Thursday 13 January 2011 by Formelia Alberthine

Taxable shelf-life of British populace extended indefinitely


The taxable shelf-life of people who would otherwise be placing a burden on the exchequer has been extended to ensure they are contributing to the state up until they draw their very last breath, the government has confirmed.

The Default Retirement Age (DRA) is to be phased out this year meaning people over the age of 65 will be manipulated into extending their careers with a severe decrease in government support once reaching what used to be the retirement age.

A spokesperson said, “People will say we’re unfairly targeting the people who expected to be putting their blanket covered feet up after 45 years of hard work, but we would say, ‘who cares? They’re old’.”
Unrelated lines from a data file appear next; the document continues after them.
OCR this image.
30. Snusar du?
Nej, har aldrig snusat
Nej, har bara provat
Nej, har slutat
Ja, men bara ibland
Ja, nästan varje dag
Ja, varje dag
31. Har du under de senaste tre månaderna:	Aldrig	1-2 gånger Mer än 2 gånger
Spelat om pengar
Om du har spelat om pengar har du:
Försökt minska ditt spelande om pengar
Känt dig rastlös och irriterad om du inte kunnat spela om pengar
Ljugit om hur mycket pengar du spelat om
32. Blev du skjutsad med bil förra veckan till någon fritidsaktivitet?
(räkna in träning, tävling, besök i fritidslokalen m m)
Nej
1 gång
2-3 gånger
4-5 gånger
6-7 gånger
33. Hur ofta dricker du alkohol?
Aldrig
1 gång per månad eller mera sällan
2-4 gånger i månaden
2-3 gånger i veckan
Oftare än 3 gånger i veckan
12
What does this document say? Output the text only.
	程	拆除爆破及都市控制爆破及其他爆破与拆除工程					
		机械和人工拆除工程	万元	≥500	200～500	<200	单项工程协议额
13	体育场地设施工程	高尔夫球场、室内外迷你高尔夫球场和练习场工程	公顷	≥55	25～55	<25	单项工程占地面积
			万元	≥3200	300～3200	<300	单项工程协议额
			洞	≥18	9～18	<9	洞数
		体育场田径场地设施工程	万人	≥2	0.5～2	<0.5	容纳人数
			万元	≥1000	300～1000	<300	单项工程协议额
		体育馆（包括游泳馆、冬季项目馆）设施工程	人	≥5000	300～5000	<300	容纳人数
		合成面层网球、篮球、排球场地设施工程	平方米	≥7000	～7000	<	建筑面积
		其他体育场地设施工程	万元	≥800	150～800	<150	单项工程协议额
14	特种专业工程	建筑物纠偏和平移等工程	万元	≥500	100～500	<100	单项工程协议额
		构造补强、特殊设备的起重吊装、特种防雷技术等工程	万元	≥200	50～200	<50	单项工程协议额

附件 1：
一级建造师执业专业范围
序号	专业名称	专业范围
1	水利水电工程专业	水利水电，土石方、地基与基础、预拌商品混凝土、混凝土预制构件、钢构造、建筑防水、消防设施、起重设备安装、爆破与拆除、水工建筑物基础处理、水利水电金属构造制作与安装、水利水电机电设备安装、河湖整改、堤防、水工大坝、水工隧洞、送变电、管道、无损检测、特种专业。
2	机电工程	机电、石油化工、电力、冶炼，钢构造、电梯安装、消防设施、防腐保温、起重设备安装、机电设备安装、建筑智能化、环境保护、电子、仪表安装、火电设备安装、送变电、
The Department for Business insisted that as well as benefiting the 0.001% of the country that actually enjoys their job, it would also provide a boost to an ailing economy currently undergoing mouth-to-mouth resuscitation.
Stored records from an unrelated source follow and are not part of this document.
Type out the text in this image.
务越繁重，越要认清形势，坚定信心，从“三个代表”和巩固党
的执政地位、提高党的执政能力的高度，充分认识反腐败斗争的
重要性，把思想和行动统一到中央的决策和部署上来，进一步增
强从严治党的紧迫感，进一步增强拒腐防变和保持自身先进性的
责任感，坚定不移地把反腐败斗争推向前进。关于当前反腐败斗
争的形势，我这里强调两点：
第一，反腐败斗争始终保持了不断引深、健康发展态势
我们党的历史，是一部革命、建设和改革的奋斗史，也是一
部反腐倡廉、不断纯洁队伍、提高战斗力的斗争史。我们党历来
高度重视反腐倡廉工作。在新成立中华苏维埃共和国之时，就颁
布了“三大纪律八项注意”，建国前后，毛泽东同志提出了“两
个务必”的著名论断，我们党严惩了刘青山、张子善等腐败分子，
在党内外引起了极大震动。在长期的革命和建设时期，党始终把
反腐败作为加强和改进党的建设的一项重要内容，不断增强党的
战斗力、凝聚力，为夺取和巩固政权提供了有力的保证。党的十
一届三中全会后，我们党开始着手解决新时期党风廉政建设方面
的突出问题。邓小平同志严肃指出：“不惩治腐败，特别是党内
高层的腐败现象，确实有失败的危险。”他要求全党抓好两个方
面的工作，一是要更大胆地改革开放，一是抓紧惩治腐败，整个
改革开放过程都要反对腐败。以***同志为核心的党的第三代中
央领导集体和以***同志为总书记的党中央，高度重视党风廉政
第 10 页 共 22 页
Default Retirement Age to end

Employment Relations Minister Edward Davey told reporters this was only the first step in milking the lactating corpse of the British public.
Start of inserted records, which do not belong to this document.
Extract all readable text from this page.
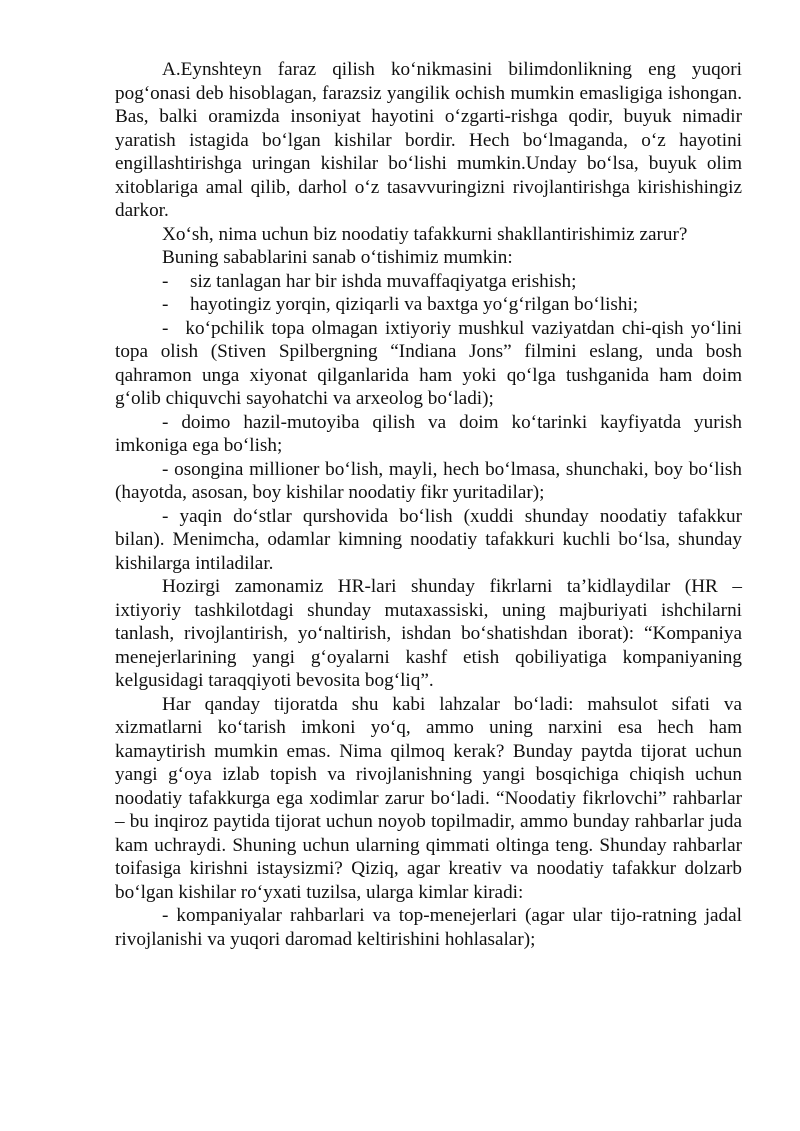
A.Eynshteyn faraz qilish ko‘nikmasini bilimdonlikning eng yuqori pog‘onasi deb hisoblagan, farazsiz yangilik ochish mumkin emasligiga ishongan. Bas, balki oramizda insoniyat hayotini o‘zgarti-rishga qodir, buyuk nimadir yaratish istagida bo‘lgan kishilar bordir. Hech bo‘lmaganda, o‘z hayotini engillashtirishga uringan kishilar bo‘lishi mumkin.Unday bo‘lsa, buyuk olim xitoblariga amal qilib, darhol o‘z tasavvuringizni rivojlantirishga kirishishingiz darkor.

Xo‘sh, nima uchun biz noodatiy tafakkurni shakllantirishimiz zarur?

Buning sabablarini sanab o‘tishimiz mumkin:

-	siz tanlagan har bir ishda muvaffaqiyatga erishish;

-	hayotingiz yorqin, qiziqarli va baxtga yo‘g‘rilgan bo‘lishi;

- ko‘pchilik topa olmagan ixtiyoriy mushkul vaziyatdan chi-qish yo‘lini topa olish (Stiven Spilbergning “Indiana Jons” filmini eslang, unda bosh qahramon unga xiyonat qilganlarida ham yoki qo‘lga tushganida ham doim g‘olib chiquvchi sayohatchi va arxeolog bo‘ladi);

- doimo hazil-mutoyiba qilish va doim ko‘tarinki kayfiyatda yurish imkoniga ega bo‘lish;

- osongina millioner bo‘lish, mayli, hech bo‘lmasa, shunchaki, boy bo‘lish (hayotda, asosan, boy kishilar noodatiy fikr yuritadilar);

- yaqin do‘stlar qurshovida bo‘lish (xuddi shunday noodatiy tafakkur bilan). Menimcha, odamlar kimning noodatiy tafakkuri kuchli bo‘lsa, shunday kishilarga intiladilar.

Hozirgi zamonamiz HR-lari shunday fikrlarni ta’kidlaydilar (HR – ixtiyoriy tashkilotdagi shunday mutaxassiski, uning majburiyati ishchilarni tanlash, rivojlantirish, yo‘naltirish, ishdan bo‘shatishdan iborat): “Kompaniya menejerlarining yangi g‘oyalarni kashf etish qobiliyatiga kompaniyaning kelgusidagi taraqqiyoti bevosita bog‘liq”.

Har qanday tijoratda shu kabi lahzalar bo‘ladi: mahsulot sifati va xizmatlarni ko‘tarish imkoni yo‘q, ammo uning narxini esa hech ham kamaytirish mumkin emas. Nima qilmoq kerak? Bunday paytda tijorat uchun yangi g‘oya izlab topish va rivojlanishning yangi bosqichiga chiqish uchun noodatiy tafakkurga ega xodimlar zarur bo‘ladi. “Noodatiy fikrlovchi” rahbarlar – bu inqiroz paytida tijorat uchun noyob topilmadir, ammo bunday rahbarlar juda kam uchraydi. Shuning uchun ularning qimmati oltinga teng. Shunday rahbarlar toifasiga kirishni istaysizmi? Qiziq, agar kreativ va noodatiy tafakkur dolzarb bo‘lgan kishilar ro‘yxati tuzilsa, ularga kimlar kiradi:

- kompaniyalar rahbarlari va top-menejerlari (agar ular tijo-ratning jadal rivojlanishi va yuqori daromad keltirishini hohlasalar);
“This is a sensible move in the eyes of all those who feel an urgent sense of national responsibility, and who hate the idea of funding increasingly old people.”

“We must all share the burden for the gargantuan mistakes of the precious few by sacrificing the small part of our lives that we had previously scheduled for stinking out an  armchair from the 35th floor of a tower block that we are too scared to leave.”

The Minister went on to suggest those who were previously planning to retire at 65 need to get some perspective.

“Every knows someone who died within a whisker of their quitting as soon as they gave up doing the job they loved.”

“So until we can find a way of effectively taxing dead people on ongoing bases, this is the best way we can think of to keep them alive and taxable.”